Terraform State Management
Terraform state is the mechanism that maps your configuration to real infrastructure. Without state, Terraform has no idea what it has created, what needs updating, and what should be destroyed. State management is the single most important operational concern when running Terraform in a team, and getting it wrong can lead to duplicate resources, data loss, or infrastructure outages.
What State Is and Why It Exists
When you run terraform apply, Terraform creates resources and records their attributes in a state file.
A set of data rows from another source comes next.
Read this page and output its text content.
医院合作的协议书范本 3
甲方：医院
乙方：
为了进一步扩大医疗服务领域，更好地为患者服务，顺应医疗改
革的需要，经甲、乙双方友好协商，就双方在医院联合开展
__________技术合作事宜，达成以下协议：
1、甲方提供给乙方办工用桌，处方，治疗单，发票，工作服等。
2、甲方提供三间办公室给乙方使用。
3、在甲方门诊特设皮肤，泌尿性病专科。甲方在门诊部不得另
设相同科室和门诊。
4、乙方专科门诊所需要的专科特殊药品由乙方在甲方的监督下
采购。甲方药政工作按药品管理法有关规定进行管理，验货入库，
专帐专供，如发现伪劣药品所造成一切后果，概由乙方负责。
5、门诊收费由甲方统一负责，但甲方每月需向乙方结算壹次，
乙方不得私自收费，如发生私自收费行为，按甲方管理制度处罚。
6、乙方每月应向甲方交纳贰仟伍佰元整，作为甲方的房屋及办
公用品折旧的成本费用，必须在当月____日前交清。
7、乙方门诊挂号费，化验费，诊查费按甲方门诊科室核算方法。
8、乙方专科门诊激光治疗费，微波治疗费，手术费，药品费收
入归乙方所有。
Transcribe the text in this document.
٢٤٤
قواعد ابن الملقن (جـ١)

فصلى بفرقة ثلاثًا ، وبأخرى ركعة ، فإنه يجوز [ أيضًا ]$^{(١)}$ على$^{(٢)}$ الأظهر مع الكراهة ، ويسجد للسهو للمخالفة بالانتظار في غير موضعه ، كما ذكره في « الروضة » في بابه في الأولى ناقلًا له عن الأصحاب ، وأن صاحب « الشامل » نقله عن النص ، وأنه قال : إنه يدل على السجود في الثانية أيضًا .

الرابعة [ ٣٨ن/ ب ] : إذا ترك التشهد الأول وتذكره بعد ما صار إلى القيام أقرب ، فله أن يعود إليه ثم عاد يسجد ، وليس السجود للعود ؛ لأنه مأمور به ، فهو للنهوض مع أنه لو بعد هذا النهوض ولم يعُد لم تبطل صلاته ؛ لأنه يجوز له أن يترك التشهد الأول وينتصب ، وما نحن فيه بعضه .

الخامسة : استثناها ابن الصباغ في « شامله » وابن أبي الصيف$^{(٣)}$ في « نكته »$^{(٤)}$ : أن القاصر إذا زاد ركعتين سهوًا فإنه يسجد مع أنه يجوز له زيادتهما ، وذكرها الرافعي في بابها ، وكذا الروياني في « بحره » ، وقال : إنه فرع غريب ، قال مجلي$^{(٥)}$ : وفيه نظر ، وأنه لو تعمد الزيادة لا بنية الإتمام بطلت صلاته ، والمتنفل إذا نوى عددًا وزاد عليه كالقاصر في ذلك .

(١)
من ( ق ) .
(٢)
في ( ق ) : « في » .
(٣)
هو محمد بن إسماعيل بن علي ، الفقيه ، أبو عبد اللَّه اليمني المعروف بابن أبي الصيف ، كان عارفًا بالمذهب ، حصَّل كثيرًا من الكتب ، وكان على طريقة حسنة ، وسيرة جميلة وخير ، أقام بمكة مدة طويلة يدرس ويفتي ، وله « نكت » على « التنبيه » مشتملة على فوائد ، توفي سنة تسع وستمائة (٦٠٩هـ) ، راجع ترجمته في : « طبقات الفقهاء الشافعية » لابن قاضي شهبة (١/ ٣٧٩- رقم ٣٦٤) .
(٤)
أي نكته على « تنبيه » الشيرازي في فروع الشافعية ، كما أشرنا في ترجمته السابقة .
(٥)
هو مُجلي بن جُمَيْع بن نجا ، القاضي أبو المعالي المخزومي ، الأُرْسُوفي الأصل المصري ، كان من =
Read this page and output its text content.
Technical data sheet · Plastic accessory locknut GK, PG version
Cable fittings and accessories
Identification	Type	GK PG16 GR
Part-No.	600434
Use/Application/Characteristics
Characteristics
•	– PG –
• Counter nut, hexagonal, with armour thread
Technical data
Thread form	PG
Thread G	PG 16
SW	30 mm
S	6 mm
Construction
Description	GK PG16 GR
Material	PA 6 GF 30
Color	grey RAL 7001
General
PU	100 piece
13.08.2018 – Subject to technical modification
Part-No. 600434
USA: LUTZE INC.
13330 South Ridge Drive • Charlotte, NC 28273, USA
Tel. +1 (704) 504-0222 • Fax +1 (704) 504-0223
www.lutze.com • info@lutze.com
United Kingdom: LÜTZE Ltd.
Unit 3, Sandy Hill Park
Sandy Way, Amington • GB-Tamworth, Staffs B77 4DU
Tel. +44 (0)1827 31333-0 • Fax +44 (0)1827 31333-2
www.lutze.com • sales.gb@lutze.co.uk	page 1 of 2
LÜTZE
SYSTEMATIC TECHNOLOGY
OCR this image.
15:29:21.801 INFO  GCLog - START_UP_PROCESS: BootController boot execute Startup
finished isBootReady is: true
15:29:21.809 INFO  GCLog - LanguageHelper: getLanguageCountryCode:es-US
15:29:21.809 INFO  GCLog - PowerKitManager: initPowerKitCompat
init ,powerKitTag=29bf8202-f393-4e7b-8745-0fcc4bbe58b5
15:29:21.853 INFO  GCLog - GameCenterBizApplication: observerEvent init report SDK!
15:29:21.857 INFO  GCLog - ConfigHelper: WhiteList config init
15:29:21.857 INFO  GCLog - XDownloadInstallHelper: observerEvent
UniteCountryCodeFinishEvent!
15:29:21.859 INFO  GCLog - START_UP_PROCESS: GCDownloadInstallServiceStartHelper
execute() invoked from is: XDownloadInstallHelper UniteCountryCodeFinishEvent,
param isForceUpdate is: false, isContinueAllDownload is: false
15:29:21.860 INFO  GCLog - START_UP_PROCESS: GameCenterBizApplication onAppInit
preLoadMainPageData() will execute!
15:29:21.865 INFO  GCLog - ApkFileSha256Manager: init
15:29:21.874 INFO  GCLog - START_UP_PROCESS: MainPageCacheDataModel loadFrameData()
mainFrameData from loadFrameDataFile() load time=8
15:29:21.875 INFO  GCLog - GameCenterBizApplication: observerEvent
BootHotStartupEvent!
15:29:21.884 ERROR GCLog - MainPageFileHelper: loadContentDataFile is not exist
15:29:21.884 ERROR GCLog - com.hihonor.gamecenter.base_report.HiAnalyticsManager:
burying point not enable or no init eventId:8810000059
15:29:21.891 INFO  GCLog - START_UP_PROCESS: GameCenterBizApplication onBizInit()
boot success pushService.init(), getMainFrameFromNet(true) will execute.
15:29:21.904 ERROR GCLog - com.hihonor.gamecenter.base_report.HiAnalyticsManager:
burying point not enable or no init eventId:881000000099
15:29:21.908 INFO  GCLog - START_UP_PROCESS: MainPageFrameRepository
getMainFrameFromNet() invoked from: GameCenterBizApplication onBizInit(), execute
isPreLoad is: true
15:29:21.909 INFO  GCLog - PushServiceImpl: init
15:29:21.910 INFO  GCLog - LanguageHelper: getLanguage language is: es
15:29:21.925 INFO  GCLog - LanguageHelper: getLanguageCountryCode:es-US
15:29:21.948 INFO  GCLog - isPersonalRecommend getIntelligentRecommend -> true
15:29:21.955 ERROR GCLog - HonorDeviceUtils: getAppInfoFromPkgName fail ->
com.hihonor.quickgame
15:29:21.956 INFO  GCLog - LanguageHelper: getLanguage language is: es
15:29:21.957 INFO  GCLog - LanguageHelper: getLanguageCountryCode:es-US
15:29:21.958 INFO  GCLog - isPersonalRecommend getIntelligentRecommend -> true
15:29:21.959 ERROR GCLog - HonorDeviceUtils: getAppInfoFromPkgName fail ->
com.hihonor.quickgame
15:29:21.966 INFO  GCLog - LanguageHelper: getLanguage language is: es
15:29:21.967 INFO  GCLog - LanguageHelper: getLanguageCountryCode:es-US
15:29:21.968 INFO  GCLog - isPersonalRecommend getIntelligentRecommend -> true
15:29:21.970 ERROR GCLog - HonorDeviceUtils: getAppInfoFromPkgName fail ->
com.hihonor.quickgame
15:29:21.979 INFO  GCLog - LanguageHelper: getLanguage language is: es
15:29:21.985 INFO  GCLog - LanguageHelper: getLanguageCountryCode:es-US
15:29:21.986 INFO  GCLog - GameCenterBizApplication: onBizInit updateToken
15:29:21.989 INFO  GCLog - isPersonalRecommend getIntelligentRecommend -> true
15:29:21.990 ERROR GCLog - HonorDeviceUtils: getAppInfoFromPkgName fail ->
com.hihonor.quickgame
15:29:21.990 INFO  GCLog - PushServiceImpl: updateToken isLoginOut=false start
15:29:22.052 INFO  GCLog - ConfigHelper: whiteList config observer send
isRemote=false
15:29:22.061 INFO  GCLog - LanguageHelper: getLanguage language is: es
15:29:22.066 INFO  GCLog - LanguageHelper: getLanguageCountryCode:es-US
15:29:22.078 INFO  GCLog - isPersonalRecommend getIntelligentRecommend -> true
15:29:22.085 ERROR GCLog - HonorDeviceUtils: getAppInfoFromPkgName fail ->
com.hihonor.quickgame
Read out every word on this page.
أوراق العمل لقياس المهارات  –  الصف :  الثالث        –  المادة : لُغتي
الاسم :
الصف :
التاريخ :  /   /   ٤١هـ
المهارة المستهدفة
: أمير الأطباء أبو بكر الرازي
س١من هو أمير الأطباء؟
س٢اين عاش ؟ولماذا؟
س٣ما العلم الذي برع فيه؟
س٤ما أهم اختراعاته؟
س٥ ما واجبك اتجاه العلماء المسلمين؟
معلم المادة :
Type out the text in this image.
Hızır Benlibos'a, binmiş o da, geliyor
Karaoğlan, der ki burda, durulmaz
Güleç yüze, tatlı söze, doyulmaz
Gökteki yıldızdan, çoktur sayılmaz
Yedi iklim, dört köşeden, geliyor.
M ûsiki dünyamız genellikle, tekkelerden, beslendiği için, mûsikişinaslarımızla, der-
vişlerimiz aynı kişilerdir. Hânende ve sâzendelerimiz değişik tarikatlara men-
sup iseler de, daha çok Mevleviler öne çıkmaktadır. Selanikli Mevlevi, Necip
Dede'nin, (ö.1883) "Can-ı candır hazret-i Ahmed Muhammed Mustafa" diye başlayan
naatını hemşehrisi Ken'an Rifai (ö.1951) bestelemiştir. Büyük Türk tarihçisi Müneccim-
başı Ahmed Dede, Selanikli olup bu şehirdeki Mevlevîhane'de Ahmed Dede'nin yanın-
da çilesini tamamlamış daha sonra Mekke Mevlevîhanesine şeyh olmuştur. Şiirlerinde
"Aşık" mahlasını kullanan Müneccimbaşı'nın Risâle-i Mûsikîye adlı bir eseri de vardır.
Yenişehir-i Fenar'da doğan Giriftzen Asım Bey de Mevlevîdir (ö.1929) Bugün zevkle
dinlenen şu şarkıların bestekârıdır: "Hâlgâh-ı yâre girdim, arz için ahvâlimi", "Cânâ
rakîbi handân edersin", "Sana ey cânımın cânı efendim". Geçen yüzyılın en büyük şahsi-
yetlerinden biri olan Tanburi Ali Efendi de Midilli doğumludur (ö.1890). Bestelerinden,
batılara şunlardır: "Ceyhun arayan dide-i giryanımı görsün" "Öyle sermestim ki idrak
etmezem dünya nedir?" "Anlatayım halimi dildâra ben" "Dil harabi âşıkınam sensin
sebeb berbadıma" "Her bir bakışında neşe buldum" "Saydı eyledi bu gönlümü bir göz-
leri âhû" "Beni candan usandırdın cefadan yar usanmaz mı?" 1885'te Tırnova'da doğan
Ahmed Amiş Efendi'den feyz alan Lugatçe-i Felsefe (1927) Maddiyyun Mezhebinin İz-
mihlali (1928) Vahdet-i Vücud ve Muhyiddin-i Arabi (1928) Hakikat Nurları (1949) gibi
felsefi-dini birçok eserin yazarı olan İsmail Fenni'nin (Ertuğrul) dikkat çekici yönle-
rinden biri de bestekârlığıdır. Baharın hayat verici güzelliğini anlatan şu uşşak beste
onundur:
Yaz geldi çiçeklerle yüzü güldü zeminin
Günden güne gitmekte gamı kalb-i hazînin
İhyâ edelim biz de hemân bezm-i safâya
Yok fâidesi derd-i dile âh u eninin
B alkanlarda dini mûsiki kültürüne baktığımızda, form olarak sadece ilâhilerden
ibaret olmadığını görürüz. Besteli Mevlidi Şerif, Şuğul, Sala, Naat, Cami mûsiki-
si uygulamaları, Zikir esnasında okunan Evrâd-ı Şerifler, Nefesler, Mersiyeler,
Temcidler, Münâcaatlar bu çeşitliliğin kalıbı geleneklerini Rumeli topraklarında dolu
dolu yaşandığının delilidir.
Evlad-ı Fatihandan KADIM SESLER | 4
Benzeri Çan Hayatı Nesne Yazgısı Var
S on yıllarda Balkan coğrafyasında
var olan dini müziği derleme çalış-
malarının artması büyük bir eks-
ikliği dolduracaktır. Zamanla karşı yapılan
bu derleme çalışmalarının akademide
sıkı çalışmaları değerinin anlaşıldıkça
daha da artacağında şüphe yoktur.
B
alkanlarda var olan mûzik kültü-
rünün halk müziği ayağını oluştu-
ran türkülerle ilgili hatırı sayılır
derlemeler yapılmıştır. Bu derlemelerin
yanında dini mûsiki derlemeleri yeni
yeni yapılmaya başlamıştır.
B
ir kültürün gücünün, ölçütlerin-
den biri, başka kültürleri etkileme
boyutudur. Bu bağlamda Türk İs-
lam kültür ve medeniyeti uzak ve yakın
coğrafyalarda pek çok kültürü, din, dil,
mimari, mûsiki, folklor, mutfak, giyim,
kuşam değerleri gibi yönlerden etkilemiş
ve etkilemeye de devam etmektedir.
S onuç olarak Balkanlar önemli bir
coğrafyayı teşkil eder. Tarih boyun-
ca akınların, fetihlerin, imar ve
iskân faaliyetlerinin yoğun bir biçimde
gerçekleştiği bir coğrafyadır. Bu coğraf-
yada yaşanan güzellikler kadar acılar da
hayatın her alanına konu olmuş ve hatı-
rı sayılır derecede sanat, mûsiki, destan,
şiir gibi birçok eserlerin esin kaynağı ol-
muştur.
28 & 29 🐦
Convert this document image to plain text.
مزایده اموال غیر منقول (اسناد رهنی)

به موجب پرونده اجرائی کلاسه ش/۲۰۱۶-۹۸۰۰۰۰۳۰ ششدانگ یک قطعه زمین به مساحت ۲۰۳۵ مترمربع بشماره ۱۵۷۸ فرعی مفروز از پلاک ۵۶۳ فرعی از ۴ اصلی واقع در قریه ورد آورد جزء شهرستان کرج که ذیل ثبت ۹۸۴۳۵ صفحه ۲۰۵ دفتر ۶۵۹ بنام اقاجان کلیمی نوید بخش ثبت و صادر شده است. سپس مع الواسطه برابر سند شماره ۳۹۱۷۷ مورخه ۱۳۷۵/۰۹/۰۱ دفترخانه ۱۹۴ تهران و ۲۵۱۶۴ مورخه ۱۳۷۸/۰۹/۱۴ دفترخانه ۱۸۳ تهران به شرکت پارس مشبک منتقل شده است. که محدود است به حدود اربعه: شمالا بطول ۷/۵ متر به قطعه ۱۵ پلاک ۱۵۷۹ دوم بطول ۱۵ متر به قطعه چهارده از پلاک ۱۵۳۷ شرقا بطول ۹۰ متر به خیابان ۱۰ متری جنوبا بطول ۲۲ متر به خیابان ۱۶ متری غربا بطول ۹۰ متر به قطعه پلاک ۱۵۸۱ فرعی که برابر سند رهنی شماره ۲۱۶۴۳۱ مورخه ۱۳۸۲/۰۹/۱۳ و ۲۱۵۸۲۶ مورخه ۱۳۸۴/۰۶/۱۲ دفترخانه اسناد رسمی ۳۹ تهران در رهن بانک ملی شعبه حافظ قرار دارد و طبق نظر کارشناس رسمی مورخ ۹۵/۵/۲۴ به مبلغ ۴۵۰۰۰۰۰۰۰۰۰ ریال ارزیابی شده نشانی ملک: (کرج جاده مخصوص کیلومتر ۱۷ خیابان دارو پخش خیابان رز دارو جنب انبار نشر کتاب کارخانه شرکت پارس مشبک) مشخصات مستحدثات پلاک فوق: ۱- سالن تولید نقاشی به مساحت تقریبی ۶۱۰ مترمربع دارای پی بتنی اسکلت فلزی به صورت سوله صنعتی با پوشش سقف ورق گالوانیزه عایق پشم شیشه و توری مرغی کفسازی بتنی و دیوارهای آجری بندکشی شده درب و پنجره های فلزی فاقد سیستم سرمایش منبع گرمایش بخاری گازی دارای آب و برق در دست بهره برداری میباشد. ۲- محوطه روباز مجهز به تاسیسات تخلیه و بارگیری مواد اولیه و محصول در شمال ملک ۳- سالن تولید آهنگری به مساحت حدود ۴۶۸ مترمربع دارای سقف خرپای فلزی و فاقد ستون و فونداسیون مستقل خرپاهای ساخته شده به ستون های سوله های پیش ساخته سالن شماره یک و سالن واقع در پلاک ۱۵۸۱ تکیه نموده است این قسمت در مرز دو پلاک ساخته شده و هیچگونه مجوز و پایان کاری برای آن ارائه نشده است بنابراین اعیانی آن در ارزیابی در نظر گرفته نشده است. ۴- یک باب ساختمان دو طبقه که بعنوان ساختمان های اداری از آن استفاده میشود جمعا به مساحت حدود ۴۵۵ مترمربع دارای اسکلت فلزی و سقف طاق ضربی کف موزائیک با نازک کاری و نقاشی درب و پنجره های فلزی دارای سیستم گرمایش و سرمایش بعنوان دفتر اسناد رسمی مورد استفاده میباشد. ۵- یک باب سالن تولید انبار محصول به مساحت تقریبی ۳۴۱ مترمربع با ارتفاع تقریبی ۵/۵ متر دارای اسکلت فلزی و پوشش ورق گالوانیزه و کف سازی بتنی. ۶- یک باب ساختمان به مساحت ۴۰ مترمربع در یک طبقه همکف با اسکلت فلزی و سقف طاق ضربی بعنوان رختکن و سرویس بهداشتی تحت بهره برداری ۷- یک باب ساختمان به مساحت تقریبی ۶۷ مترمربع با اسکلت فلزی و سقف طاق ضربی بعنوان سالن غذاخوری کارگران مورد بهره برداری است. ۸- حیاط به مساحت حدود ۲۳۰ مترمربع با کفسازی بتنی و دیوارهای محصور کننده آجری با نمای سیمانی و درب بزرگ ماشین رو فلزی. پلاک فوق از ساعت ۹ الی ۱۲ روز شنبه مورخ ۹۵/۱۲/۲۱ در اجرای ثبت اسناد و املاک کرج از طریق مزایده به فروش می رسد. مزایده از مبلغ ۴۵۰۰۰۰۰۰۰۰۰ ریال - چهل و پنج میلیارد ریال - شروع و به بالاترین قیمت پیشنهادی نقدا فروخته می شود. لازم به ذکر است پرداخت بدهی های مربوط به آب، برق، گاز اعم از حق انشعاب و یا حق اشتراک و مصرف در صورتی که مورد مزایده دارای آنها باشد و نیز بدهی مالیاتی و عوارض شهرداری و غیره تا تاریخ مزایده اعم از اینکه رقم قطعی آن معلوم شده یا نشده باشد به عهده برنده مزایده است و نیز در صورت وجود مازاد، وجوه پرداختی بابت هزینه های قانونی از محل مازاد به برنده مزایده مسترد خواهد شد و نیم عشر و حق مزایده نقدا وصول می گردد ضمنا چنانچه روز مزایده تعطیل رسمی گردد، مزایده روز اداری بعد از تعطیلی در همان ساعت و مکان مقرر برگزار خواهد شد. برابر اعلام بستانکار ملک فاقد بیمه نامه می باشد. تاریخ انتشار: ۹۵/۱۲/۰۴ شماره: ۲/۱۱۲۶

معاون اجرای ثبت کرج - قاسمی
This file is a JSON document that contains:
- Resource mappings: Which configuration block maps to which real-world resource (e.g.,
aws_instance.web→i-0abc123def456) - Resource attributes: All known attributes of each resource (IP addresses, ARNs, IDs)
- Dependencies: The dependency graph between resources
- Metadata: Provider versions, Terraform version, serial number
Why Not Just Query the Cloud API?
You might wonder why Terraform needs state at all. Could it not just query AWS/GCP to see what exists? Three reasons:
Performance: A configuration with 500 resources would require 500+ API calls just to check current state. State caching makes terraform plan fast.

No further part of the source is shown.